Moral courage is the form of courage exhibited by someone who acts well, in the face of danger, in the service of one's convictions--the "courage of conviction." We can distinguish moral courage from the merely physical courage of someone who enters into dangerous action (while aware of the risks and perhaps fearful, but not uncontrollably so, of them) in that the morally courageous person acts in defense or pursuit of something of central value to him or herself. (At the same time, moral courage may often involve significant physical courage.)
It is easy to praise moral courage (and courage in general) when its manifestations square with our own expectations and values. Thus, Socrates, Gandhi, and Martin Luther King, Jr., are for us obvious exemplars of moral courage. But then we turn to cases like the 9/11 hijackers, suicide bombers, Scott Roeder (the man who murdered Dr. George Tiller, an abortion provider), and other "fanatics," and it becomes clear that if these individuals are also morally courageous--they seem to have had the "courage of conviction"--then moral courage can motivate behavior that we feel ought to be condemned.
In a previous post I raised some questions about whether "sneaking around" or otherwise attacking one's foes at moments of ordinary human vulnerability can be reasonably described as courageous. I want now to frame this more specifically in terms of moral courage. If Socrates, Gandhi, and King are to be taken as paradigms of moral courage, then I would suggest that an important feature of their actions has to do with the manner in which they each faced their adversaries. Namely, they faced them as one subject to another subject. They did not objectify, or otherwise circumvent a direct confrontation with the will of the other. This was not a matter of giving their adversaries a "fighting chance," but rather a matter of acknowledging the subjectivity of those who would oppose their values and convictions. The following is part of what I say about this in an essay I'm working on:
When one acts for the sake of a cause, one expresses value to others; one’s actions are addressed to others as an expression of that value. But if one objectifies the other, then one treats that other as something unable to receive that expression of value. Objectification precludes the possibility of facing the other, because objects do not have a face (in this sense). The person who refuses to acknowledge the reality and subjectivity of the other, and refuses out of fear, or who circumvents an open confrontation with those others, as subjects, is thus a kind of coward.

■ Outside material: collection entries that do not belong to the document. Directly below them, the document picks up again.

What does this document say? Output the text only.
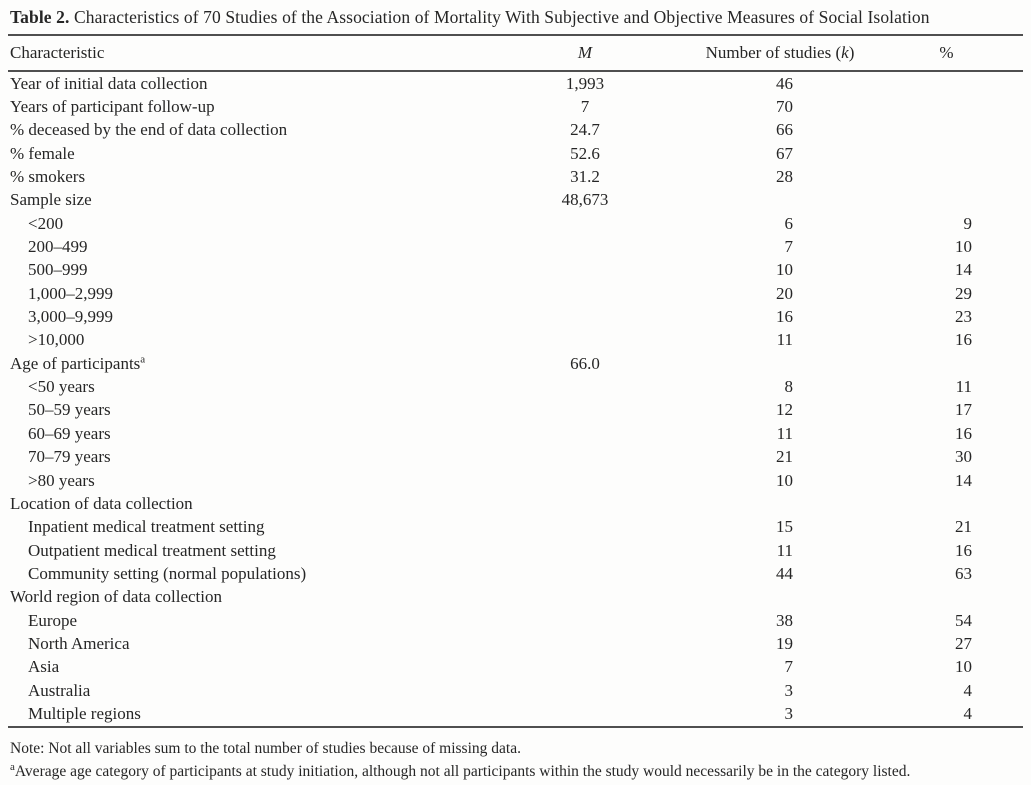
Table 2. Characteristics of 70 Studies of the Association of Mortality With Subjective and Objective Measures of Social Isolation
Characteristic	M	Number of studies (k)	%
Year of initial data collection	1,993	46	
Years of participant follow-up	7	70	
% deceased by the end of data collection	24.7	66	
% female	52.6	67	
% smokers	31.2	28	
Sample size	48,673		
<200		6	9
200–499		7	10
500–999		10	14
1,000–2,999		20	29
3,000–9,999		16	23
>10,000		11	16
Age of participants$^a$	66.0		
<50 years		8	11
50–59 years		12	17
60–69 years		11	16
70–79 years		21	30
>80 years		10	14
Location of data collection			
Inpatient medical treatment setting		15	21
Outpatient medical treatment setting		11	16
Community setting (normal populations)		44	63
World region of data collection			
Europe		38	54
North America		19	27
Asia		7	10
Australia		3	4
Multiple regions		3	4
Note: Not all variables sum to the total number of studies because of missing data.
$^a$Average age category of participants at study initiation, although not all participants within the study would necessarily be in the category listed.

If this is right, then it indicates why "fanatics" who treat their foes as dispensable (as mere means) cannot be regarded as morally courageous. Such individuals incur danger in the service of their causes, but they fail to "act well" in the service of those causes because they act against their foes in ways which seem, to me at least, to be incompatible with an honest facing up to those others whom they harm and often destroy. Thus, as above, in one sense, their actions may involve cowardice. In another sense, their actions are reckless.